Meaning of ‘plainly offensive’ speech anything but clear

Wednesday, September 20, 2006

A middle-school student wears a T-shirt to his public school with images of President George W. Bush, lines of cocaine and a martini glass. The student, who had obtained the T-shirt at an anti-war rally, wears it to school on many occasions without disruption. However, another student and a parent complain to school officials, who eventually discipline the shirt wearer.

These facts form the backdrop to a case from Williamstown Middle School in Vermont that ended up in a New York City-based federal appeals court. The 2nd U.S. Circuit Court of Appeals ruled Aug. 30 in Guiles v. Marineau that school officials violated the First Amendment when they punished student Zachary Guiles for his T-shirt. According to the 2nd Circuit, the student’s shirt was not “plainly offensive.”

The decision raises several interesting questions important to school administrators, teachers, students and parents. Perhaps foremost among these questions is one that now divides the federal appeals courts — what is “plainly offensive” student speech?

In the Vermont case, the 2nd Circuit determined that “the images depicted on Guiles’s T-shirt are not plainly offensive as a matter of law.”

“Plainly offensive” in this context refers to the U.S. Supreme Court’s 1986 decision Bethel School District No. 403 v. Fraser. In that decision, the Court ruled 7-2 that public school officials could punish a high school student for delivering a speech littered with sexual innuendoes to the student assembly. The Court wrote: “Surely it is a highly appropriate function of public school education to prohibit the use of vulgar and offensive terms in public discourse.”

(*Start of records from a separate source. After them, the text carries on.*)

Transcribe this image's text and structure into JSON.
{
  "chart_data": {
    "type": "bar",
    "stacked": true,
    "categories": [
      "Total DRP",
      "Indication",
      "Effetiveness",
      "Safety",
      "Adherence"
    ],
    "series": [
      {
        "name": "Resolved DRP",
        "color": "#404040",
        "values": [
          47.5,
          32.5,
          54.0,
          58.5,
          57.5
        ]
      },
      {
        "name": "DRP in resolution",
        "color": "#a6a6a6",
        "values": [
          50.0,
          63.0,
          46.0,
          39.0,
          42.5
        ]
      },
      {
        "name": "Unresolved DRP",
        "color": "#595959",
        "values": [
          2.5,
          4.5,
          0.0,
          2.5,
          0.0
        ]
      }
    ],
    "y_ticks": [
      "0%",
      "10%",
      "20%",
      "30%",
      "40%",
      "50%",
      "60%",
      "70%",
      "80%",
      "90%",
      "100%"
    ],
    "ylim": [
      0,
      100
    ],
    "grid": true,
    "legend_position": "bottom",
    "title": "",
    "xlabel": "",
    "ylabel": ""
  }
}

In the 2nd Circuit decision, the school officials argued that images of cocaine and alcohol were not socially appropriate for middle-school students. A federal district court agreed in 2004, concluding that such images “are an inappropriate form of expression for … middle school.”

However, the 2nd Circuit interpreted the rule from Fraser differently. It noted that many lower courts had interpreted Fraser as giving school officials authority to prohibit student speech that is vulgar, lewd, indecent or plainly offensive. “Courts that address Fraser appear to treat ‘plainly offensive’ synonymously with and as part and parcel of speech that is something less than obscene but related to the concept, that is to say, speech containing sexual innuendo and profanity,” the 2nd Circuit wrote.

In the T-shirt case, the shirt’s message was more akin to political speech, as in the Supreme Court's famous 1969 black-armband decision Tinker v. Des Moines Independent Community School District, than to the sexual speech at issue in Fraser.

According to the 2nd Circuit, if a court were given power to prohibit any student speech that was plainly offensive, then students would not be able to wear any anti-war clothing. Under a broad reading of “plainly offensive,” the black armbands in Tinker could be banned because they were plainly offensive to the patriotic sentiments of school officials.

The 2nd Circuit decision agrees with the rationale of another ruling in a student-speech case that has caused even more controversy, the Frederick v. Morse decision from the 9th Circuit — better known as the “Bong Hits 4 Jesus” case. In that March 10 decision, the 9th Circuit determined that school officials violated the First Amendment rights of Joseph Frederick, a student who unveiled the “Bong Hits 4 Jesus” banner when an Olympic torch relay passed his Alaska high school. The 9th Circuit ruled that Fraser and its “plainly offensive” language did not apply: “The phrase ‘Bong Hits 4 Jesus’ may be funny, stupid, or insulting, depending on one’s point of view, but it is not ‘plainly offensive’ in the way sexual innuendo is.”

The 2nd and 9th Circuits found that the Fraser rule applies to student speech that is vulgar or lewd or carries some sort of sexual connotation. They declined to apply the dictionary definition of “plainly offensive.”

The judges who made these decisions openly acknowledged that their rulings conflicted with the 6th Circuit’s determination of “plainly offensive” in its 2000 ruling in Boroff v. Van Wert City Board of Education. In that decision, Ohio public school officials punished high school student Nicolas Boroff for wearing a T-shirt featuring the shock-rocker Marilyn Manson with a three-faced Jesus with the words: “See No Truth. Hear No Truth. Speak No Truth” and the word “BELIEVE” with the letters “LIE” highlighted.”

Applying Fraser, a divided 6th Circuit panel determined that the T-shirt was plainly offensive. It promoted “disruptive and demoralizing values,” the panel majority wrote.

The division in the federal appeals courts, called a split in the circuits, makes it more likely that the Supreme Court could address this pressing legal question. A broad reading of Fraser means that school officials can silence student speech that is inconsistent with its basic educational mission and contrary to recognized social values. A narrower reading of Fraser means that school officials’ censorial powers are limited to sexually oriented, vulgar speech.

The Alaska school officials have already given official notification that they will appeal. An appeal in the 2nd Circuit case could be forthcoming, as well. If the Supreme Court takes one of these cases, it could answer the question of what is plainly offensive student speech within the meaning of Fraser. Much controversial student speech could hang in the balance.